La Revue des Ressources

Le Don Juan des pauvresses 

lundi 23 mai 2005, par Roland Pradalier

Il était onze heures et s’annonçait entre les lattes des volets un lumineux samedi claironnant annonciateur de départs en week-end sur les rubans d’autoroutes, de radios allumées dans les cours d’immeuble et de rues vides, désertées.
Mes yeux s’ouvrirent, ma main s’allongea dans l’air, puis mes pieds tâtèrent le sol vertigineux et branlant et j’atterris atterré sur ce sol toujours lunaire de la moquette au réveil.
Je m’étais couché à trois heures, après avoir ingurgité whiskys et pastis, canettes extra larges 9,6 de fameuse bibine qui cogne et l’homme au marteau dessiné sur l’aluminium avait gravé au burin pendant mon sommeil grâce à sa puissance herculéenne à faire exploser mes cellules, sa symphonie pour migraine.
Au-delà de vingt-cinq bières par jour, les médecins parlent d’alcoolisme, mieux vaut donc s’arrêter à la quinzième.

Dans la cuisine, je jetais un soleil dans la poêle, et dévorais mon jaune d’œuf avec du pain frais. Dans la salle de bain, je demeurais trente secondes à fixer le robinet sans plus savoir pourquoi j’étais venu dans la pièce. Puis Eurêka, me souvins.
Aujourd’hui la réalité allait être compacte, ferme et nutritive. J’avais rendez-vous avec une femme.

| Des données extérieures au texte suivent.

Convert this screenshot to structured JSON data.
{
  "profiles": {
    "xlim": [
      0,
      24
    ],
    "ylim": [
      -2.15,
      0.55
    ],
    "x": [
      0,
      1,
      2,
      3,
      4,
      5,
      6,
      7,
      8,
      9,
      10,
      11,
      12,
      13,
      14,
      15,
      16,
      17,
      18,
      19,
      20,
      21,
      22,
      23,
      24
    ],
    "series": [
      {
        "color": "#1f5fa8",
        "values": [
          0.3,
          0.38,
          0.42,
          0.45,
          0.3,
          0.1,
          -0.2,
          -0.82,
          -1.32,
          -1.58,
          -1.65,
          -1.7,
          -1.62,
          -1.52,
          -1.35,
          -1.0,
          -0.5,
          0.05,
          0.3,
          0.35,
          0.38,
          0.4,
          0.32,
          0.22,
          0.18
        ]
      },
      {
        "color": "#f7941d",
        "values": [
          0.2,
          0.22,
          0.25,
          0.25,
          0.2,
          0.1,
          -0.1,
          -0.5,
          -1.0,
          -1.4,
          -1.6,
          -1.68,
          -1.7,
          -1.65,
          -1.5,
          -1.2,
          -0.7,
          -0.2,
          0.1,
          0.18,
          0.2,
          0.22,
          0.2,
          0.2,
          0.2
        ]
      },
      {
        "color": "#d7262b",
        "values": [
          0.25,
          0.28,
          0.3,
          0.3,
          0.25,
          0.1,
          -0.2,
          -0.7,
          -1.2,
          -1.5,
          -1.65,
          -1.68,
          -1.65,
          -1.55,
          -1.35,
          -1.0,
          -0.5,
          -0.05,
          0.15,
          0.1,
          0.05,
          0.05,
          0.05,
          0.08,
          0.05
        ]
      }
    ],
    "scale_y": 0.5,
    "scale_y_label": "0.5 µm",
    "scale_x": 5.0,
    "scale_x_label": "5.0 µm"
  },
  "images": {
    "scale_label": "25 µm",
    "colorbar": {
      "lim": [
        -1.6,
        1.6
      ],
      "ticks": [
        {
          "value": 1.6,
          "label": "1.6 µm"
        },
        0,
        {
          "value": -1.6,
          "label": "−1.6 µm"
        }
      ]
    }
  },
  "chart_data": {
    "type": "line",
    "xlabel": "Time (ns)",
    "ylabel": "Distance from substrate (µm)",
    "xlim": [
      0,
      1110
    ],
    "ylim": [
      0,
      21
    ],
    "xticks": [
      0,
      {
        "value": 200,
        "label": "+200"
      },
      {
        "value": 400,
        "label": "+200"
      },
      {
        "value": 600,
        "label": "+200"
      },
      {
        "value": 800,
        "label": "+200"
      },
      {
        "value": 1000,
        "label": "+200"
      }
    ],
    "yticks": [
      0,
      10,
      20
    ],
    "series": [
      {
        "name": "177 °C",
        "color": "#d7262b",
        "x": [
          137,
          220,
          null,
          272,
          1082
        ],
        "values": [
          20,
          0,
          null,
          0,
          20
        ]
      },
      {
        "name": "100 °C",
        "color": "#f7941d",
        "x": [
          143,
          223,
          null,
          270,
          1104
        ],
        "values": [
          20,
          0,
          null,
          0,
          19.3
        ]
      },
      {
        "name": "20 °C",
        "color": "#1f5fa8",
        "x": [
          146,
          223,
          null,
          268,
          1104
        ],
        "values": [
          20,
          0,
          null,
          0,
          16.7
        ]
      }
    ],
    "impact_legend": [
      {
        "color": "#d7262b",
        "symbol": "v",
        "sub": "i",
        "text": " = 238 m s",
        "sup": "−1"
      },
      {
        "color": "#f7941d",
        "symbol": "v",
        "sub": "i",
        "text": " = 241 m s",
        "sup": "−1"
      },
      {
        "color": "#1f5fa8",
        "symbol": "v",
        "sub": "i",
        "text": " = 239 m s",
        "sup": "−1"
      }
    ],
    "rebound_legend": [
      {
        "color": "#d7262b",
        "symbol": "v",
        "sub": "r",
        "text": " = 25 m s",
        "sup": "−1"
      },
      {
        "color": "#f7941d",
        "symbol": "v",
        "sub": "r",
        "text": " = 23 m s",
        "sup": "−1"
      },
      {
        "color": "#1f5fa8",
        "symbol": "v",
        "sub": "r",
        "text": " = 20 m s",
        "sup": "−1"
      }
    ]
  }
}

Je quittais l’appartement sans regret pour la vaisselle. Je portais un T-shirt bleu nuit avec une inscription en écriture internationale américaine branchée "Best do me in the shower" dont j’ignorais le contenu de message alternatif orienté vers notre jeunesse moderne.
Elle serait impressionnée, m’étais-je dit par l’élégance de ce luxe simple, et puis elle ne savait probablement pas l’anglais. J’avais également sorti du placard ma veste noire de star à la mode trop cool, la même que l’acteur célèbre qui tuait des japs dans ce super film de flingues !
Je la portais déboutonnée, ouverte sur le torse, très look Miami, Pigalle, Grands Boulevards.

Dehors, la lumière. La fournaise. Une chaleur dense pesait comme du coton et le soleil brillait comme un phare sur cette ville de perdition. Et je me sentais ébloui, assommé.
Au bar, je pris un café, le métal du comptoir était très frais, je m’y adossais et surveillais la rue. Elle attendait sur le trottoir en face comme une vigie. Je commandais pour elle une eau de Seltz et lui fis signe de la paume, doigts en éventail comme un passager de train, puis je regardais les bulles qui remontaient dans son verre.

Elle était attendrissante et buvait lentement avec un air malheureux, à petites gorgées en baissant les yeux, et quand elle s’exprimait, je voyais en elle, fragile, un petit destin médiocre et sur ses pommettes poudrées, scintiller dans un sourire l’espoir que lui avait mis mon nom. Elle m’aimait.
Je la connaissais par hasard, sans l’avoir voulu. Je voulais lui faire plaisir, pour changer.

C’était une journée splendide, parfaite météo sur Paris - cieux clairs sur longues avenues bleutées, chaleurs qui assouplissent la peau. Elle voulut aller aux puces de Saint-Ouen, et nous frayâmes parmi les bibelots usés, en des déambulations traînantes. J’achetais un saladier que gênée elle accepta. Comme j’avais oublié de lui proposer de prendre un apéritif, elle me rappela à mon devoir de lui donner du plaisir. Nous bûmes ce qu’il y avait de moins cher.
Nous nous éternisâmes deux heures à une table, et je l’embrassais entre deux olives. Elle avait une langue douce qui tournait carré, elle frappait contre la mienne comme une antenne gustative.
Le soir, je la fis entrer dans mon logis et j’allumais des bougies pour qu’elle se détende et masquer d’ombres la saleté. Puis j’éteignis la lumière sur elle. Et je la couvris.

C’est alors après l’action, la voyant évaporée et moite, alors qu’elle venait de me remercier d’une caresse sur l’épaule, que je pris la décision exemplaire de devenir un Don Juan pour toutes les pauvresses et de répandre mon sperme aux nécessiteuses d’amour, et aux perdantes, pour leur procurer de la joie. Et ce fut elle, la première que je sauvais par la nuit.